况且这假面与锦衣在天宫里头是法相起步才能拿的,以护持身周的功能论,虽说没有到道器的地步,可怎么也相当于一件灵宝了,再还有神牌的加持……
希望他早早发觉过来我的用意。”
张清和将桃花酿往酒杯里头倒,自语到一半,手却一顿,颇为懊恼地一拍脑袋——
“嘶,我忘了给他柄护身的东西了。
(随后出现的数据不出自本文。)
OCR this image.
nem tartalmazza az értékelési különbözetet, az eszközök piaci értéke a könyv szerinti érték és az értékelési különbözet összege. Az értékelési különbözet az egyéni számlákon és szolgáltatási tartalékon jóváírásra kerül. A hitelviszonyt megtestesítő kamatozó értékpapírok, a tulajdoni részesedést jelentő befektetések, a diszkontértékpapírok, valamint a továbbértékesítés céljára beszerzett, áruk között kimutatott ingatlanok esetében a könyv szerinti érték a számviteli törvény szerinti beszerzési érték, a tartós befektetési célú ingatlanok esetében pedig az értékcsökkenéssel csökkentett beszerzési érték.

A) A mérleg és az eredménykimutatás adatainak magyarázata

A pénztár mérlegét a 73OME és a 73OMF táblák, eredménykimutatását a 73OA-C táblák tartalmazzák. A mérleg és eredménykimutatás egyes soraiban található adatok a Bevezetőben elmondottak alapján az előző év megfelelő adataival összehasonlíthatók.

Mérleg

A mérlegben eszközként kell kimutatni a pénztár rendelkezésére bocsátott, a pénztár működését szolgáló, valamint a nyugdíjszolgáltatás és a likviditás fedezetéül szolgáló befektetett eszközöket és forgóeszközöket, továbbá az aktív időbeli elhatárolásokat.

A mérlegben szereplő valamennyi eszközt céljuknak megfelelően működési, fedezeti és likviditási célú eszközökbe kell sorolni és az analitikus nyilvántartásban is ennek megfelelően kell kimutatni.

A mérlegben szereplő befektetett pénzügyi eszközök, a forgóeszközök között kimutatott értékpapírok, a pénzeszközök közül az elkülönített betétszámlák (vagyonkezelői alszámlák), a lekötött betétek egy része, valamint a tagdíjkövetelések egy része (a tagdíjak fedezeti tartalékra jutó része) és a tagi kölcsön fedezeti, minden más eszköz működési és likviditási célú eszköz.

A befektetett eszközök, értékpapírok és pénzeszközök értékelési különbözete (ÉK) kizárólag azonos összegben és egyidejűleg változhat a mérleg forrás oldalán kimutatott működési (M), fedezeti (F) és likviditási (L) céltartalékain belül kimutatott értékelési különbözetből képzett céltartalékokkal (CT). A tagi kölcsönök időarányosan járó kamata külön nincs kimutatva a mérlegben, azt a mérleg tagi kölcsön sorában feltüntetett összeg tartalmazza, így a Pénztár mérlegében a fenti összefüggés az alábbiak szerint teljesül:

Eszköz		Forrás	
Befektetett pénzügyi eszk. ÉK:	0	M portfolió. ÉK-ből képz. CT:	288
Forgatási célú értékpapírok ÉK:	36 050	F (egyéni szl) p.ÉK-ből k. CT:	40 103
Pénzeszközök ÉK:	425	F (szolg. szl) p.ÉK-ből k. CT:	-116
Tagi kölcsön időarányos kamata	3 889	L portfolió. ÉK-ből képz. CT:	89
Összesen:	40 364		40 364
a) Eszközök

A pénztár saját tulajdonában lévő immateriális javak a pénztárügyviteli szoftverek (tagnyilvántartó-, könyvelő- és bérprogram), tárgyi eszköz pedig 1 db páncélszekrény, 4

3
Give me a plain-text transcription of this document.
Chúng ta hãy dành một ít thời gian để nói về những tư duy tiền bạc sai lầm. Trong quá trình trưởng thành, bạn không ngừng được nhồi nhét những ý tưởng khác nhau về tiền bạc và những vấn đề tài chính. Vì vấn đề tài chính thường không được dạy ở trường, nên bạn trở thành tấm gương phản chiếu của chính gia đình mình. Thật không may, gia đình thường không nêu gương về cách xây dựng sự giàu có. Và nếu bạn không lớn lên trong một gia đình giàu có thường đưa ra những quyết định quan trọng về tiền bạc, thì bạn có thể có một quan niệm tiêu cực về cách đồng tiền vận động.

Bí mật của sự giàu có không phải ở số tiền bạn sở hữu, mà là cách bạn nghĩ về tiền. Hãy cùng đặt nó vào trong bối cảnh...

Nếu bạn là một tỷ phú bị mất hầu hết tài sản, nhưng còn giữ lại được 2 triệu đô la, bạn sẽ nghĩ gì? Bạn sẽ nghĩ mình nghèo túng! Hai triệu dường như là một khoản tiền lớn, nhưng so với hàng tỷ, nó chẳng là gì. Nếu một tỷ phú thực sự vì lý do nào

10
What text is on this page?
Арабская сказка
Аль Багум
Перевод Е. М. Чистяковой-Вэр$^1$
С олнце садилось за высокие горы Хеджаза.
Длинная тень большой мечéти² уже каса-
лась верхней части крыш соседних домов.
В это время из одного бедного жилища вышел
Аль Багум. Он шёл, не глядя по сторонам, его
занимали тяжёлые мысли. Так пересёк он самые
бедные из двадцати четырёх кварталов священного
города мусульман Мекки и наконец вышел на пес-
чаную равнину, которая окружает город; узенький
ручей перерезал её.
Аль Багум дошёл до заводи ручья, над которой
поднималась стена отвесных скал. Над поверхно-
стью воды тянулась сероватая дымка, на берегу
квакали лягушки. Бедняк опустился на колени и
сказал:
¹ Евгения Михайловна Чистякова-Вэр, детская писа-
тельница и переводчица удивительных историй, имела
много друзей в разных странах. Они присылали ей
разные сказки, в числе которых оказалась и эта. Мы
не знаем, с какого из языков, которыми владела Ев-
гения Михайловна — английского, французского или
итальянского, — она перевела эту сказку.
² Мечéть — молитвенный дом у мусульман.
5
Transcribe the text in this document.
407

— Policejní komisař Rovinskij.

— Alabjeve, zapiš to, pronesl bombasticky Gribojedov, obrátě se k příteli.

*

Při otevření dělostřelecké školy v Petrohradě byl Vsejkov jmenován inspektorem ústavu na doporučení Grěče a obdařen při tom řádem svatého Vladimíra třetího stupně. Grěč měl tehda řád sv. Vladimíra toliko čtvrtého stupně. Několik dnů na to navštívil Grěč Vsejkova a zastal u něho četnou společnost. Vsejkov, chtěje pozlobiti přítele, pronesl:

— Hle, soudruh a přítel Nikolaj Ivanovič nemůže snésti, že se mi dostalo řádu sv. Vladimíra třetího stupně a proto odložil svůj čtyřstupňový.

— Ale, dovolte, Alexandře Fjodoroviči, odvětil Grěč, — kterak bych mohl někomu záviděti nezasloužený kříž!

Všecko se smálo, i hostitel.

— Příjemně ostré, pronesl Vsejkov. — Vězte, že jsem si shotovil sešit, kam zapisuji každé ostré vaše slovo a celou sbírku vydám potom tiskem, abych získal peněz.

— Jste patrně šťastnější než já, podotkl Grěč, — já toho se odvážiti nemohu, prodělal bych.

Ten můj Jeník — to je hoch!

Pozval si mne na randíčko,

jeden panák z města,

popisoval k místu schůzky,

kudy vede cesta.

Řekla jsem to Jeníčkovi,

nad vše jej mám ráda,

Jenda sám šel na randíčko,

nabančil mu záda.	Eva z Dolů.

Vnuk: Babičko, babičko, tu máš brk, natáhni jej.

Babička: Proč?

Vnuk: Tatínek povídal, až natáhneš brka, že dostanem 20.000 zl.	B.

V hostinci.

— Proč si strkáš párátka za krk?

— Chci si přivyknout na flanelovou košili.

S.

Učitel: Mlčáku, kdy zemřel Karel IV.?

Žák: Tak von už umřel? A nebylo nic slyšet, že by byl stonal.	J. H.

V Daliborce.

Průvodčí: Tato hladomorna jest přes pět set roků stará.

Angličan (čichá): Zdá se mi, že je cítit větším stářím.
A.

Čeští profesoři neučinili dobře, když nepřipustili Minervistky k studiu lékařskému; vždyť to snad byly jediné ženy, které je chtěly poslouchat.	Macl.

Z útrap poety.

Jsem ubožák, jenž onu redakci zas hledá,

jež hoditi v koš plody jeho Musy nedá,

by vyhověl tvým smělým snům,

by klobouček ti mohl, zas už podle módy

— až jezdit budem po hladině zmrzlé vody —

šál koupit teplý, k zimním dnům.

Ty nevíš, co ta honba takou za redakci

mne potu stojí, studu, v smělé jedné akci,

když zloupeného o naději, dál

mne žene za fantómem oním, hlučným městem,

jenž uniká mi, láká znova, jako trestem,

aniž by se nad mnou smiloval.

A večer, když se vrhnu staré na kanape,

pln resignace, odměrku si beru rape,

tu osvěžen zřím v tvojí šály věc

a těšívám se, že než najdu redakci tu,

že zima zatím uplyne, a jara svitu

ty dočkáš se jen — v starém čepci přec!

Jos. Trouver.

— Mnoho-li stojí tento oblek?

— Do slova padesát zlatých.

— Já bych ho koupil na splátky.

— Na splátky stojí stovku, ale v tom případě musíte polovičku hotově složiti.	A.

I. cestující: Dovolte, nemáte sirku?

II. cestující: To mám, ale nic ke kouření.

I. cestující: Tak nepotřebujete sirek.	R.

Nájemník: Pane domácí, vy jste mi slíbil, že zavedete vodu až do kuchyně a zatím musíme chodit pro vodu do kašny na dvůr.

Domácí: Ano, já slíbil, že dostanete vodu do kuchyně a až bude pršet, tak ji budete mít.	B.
”
张清和作势就要起身,但是有好似想到了什么,又停了下来,继续将酒杯中的酒蘸满,又将玉壶收起,浅浅饮了一口,看着远处张三一把鼻涕一把泪泪地奔逃。
“罢了,反正打不死。嗐,饮酒是闲趣,就是可惜少了几颗茴香豆。”
张清和看着那一群群宛如傀儡的邪祟死命般地追着小三儿,仿佛想到了半年以前,自己在蓝田被一群尸傀围着的逸事,嘿然一笑——他发誓,只是想磨砺他,并无丝毫报复的意思。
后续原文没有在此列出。